Mourning, Comforting, and Healing

The ideas of mourning, comforting, and bearing one another’s burdens have always had deep appeal for me. But I’m beginning to see that, for most of my Mormon life, the parts of myself that deeply needed those things rarely showed up at church. When I put on my Sunday best, I guess I usually left those parts in the closet. What’s worse is, I think most everyone else in the room did the same thing.

The problem is that the words mourn and comfort and bear — words central to what our lives in the Church are meant to be — require truly being with people. Really seeing them. Hearing them. Sitting with them in whatever they may be going through. We can’t lift others’ burdens until we are willing to touch their burdens. In order to mourn with others, we’re going to have to mourn ourselves. In order to comfort, we’re going to have to understand what’s wrong. Only then will we be able to determine what might actually bring them comfort.

I started to see it more clearly when I moved to my town several years ago. There’s a little church on the corner that offers Drive-Thru Prayer on Monday mornings, and I began to notice I felt something every time I drove by.

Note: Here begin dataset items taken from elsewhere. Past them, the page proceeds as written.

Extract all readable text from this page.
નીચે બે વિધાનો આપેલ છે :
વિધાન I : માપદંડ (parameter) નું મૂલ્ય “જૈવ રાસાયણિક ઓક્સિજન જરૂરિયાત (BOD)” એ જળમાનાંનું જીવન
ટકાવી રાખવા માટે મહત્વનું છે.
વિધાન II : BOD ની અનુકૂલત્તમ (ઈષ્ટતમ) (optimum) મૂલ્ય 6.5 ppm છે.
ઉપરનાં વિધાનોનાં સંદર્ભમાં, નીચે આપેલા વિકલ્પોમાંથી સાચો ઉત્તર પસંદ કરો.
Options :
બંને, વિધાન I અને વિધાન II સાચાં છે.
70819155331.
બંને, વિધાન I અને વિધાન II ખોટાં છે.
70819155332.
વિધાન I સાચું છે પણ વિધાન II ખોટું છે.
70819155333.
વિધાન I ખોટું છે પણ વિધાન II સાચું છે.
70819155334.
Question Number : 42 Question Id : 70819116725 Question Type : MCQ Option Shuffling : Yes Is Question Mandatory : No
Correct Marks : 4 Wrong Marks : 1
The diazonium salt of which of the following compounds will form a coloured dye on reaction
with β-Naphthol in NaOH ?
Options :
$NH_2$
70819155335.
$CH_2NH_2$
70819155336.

Although I’ve not taken them up on it, it appears that drive-thru prayer is exactly what it sounds like. What it looks like is two old guys sitting in a corner of the parking lot on folding chairs, under a little pop-up canopy. They often wear baseball caps, which makes me think what they’re wearing isn’t deemed important to the service they’re offering. They just hang up a banner on the street that says Drive-Thru Prayer, sit down and wait for anyone to show up.

And sometimes I see people there in their cars, with the two guys leaning together at the open window, heads bowed. I’ve never gotten close enough to hear what they’re saying, but it pricks me somewhere right in my heart every time. I imagine myself stopping some morning, rolling down my window, laying out my neediness in hopes that someone else might share it for a moment and help me lift it up. Maybe just make enough space under it for me to really get some leverage and be able to grip it better myself.

Maybe I would say, ‘My kids aren’t believers anymore, and I wonder whether it means I went wrong somewhere or whether they’re right and I’m wasting my time with church.’ Or, ‘I’m worried about my kid who smokes pot. I don’t know that much about pot, and maybe it isn’t that bad, but I worry about it a lot.’ Or perhaps, ‘I’m worried about our country. I don’t know how we got where we are, or whether we’re going to survive, or blow up the world. It makes me crazy when I can’t fix things, so I obsess about them and eat m&ms. I can’t stop.’ Or, ‘I’m feeling angry because I decided to stay home to raise my kids, like I thought I should, but now they’re gone. I’m not sure what to do next or how we’re ever going to retire on one income. No one told me when I skipped a career that they’d invent computers and I’d feel unqualified to even run a cash register by the time I got around to wanting a job.’ 

Or scarier still, ‘I know I’m going to be facing my parents’ deaths soon. I’ve always believed in the afterlife, of course. But…is there really an afterlife?’

There are so many things I could say, and these two old parking lot guys wouldn’t know me at all, so they wouldn’t think much of it. My worries are probably a lot like theirs. So they’d just lean there listening next to my open window, glad someone stopped, and after I’d unloaded everything but my groceries they’d bow their heads, tap into their faith and say whatever they say when they offer a drive-thru prayer.

And they’d work their lifting magic. If saying those things out loud to someone else who then petitioned God on my behalf gave me one second to catch my breath, that’d be worth a lot. I believe I would drive away lighter.

But I haven’t spent my life voicing those thoughts at church. I’ve kept them all to myself, and then decades of lessons and ideals have been piled on top and I’ve gone home each Sunday feeling heavier, not lighter. And alone.

I never glimpsed it until I saw strangers laying out their problems in a parking lot of someone else’s church, and felt my own gaping heart every time I drove by. 

And now, finally, I’m beginning to understand that coming to church can be an act of service in ways I’d never thought of. Showing up as myself, sitting by someone else, holding the hymn book together, asking how they are, noticing whether what they’re telling me really matches what I’m seeing. Sharing what I’ve learned as well as what I lack, generously and with the intention to lift anyone who needs it. Laying out my struggle and asking whether anyone might be willing to help me carry it. 

Surely this is why Christ asked us to meet together. To remember Him, but also practice what he taught: loving. To look around, pay attention, and gather our marching orders for the week. I thought being an active Mormon meant showing up and performing my calling. Now I see that the things I’ve found lacking at church my whole life — the healing work of mourning and comforting and bearing, the lifesaving relief of truly being known — are probably also the things I’ve neglected to offer others. Don’t give up on me. I may get this church thing figured out yet.